The service area remains limited, which frustrates some…

• “I’m advised that I’m on the waitlist as my area is not being served yet. I can walk 5-10 minutes where their trucks are located, yet my area is not part of the area they serve. I guess Wonder is for the upper middle class and wealthy towns only.”
• “Wonder keeps telling me for months now that it’s not available in my area, yet I watch trucks drive past my block quite often to get back to home base. So you’re telling me you’ll drive past me but won’t drive to me? That makes no sense.”

And some are even more dissenting…

• “Bad for local economy and environment! This app takes business away from the local restaurants, doesn’t pay local taxes, consumes parking spaces, and idles their engines for prolonged periods of times, contributing to global warming.”

In full transparency, concerns have not been limited to one guy on Google. According to a July article by The Spoon…

“By and large, the residents of the northern New Jersey suburbs where Wonder delivers agree that the well-funded startup’s food tastes great.

“What they can’t agree on is whether having hundreds of Mercedes diesel vans idling curbside each night while Wonder employees prep meals is a good idea at a time when most experts agree climate change is fast becoming an existential crisis.”

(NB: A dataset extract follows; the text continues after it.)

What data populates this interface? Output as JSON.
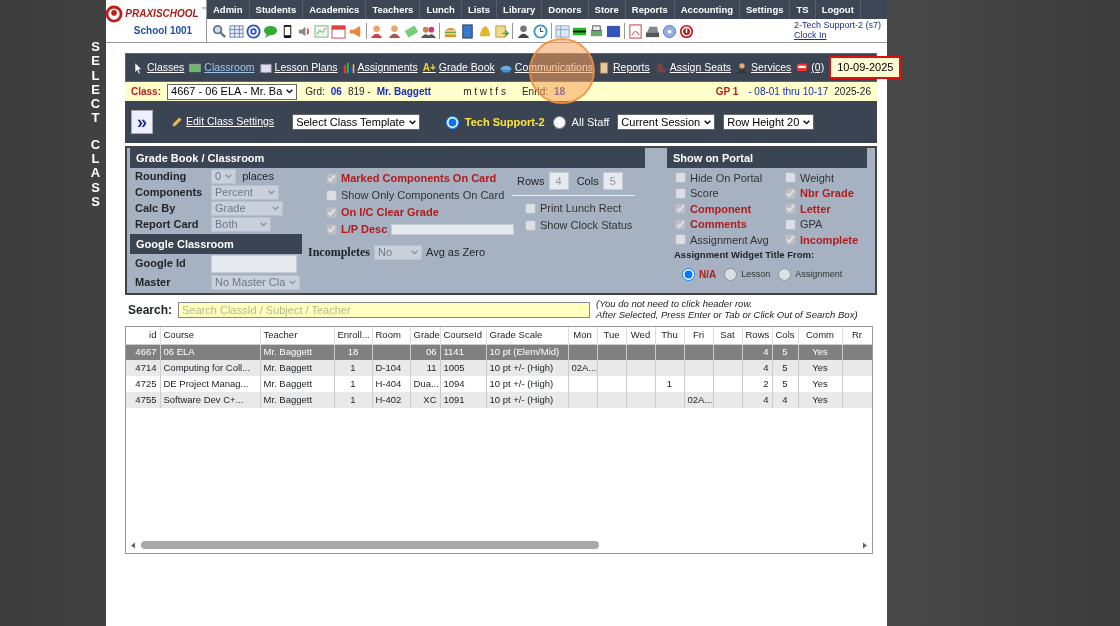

The company claims that an all-electric fleet is in their future, but in the meantime, they are offsetting carbon emissions. The complaints likely won’t end there. As Wonder continues its suburban expansion, “Not in my backyard” could become a collective reaction.

Only time will tell whether Wonder will be successful, but it is certainly an interesting proposition. The company says the long-term goal is to feature menus from 30 to 40 of the most incredible chefs and restaurants across the country and expand coast to coast by 2035, but they won’t be without challenges.

In its 2022 State of the Restaurant Industry, Yelp indicated that consumers are in fact ordering less takeout this year, even if it remains more prevalent than it was pre-pandemic. Instead, it says, “Customers returned to restaurants in force in the first quarter of 2022, making more reservations and seeking out indoor dining at higher rates than a year ago — particularly at places that offer a special experience.”

But what a difference a few months makes. A survey conducted in June by Morning Consult found that consumers may have finally hit their limit, with over half (53%) of U.S. adults reporting that they changed their eating and drinking habits as a result of inflation. All that to say, it is a challenging time to be in the foodservice industry. And not just because of the shifting dynamics of consumer discretionary spending.

According to McKinsey, the “economic structure [of food delivery] is still evolving,” and most platforms remain unprofitable. That hasn’t hindered investments from happening in the space though. “Wolt raised $530 million in January 2021, REEF Technology raised $700 million in November 2020 and Rebel Foods $26.5 million in July 2020.” Which means Wonder, which recently raised $350 million in funds, will have these other delivery brands nipping at its heels as it attempts to grow and become a household name.

Personally, I fear the novelty of Wonder will eventually subside and the higher-income target will resume on-premise dining, leaving Wonder with a very niche market of special occasion catering. But I hope not. In A Room of One’s Own, Virginia Woolf wrote, “One cannot think well, love well, sleep well, if one has not dined well.”

Wonder’s mission to elevate the delivery experience is all about providing access. Access to great restaurants and chefs that people may not normally be able to experience. It’s a wonder-ful mission, and one that I can get behind.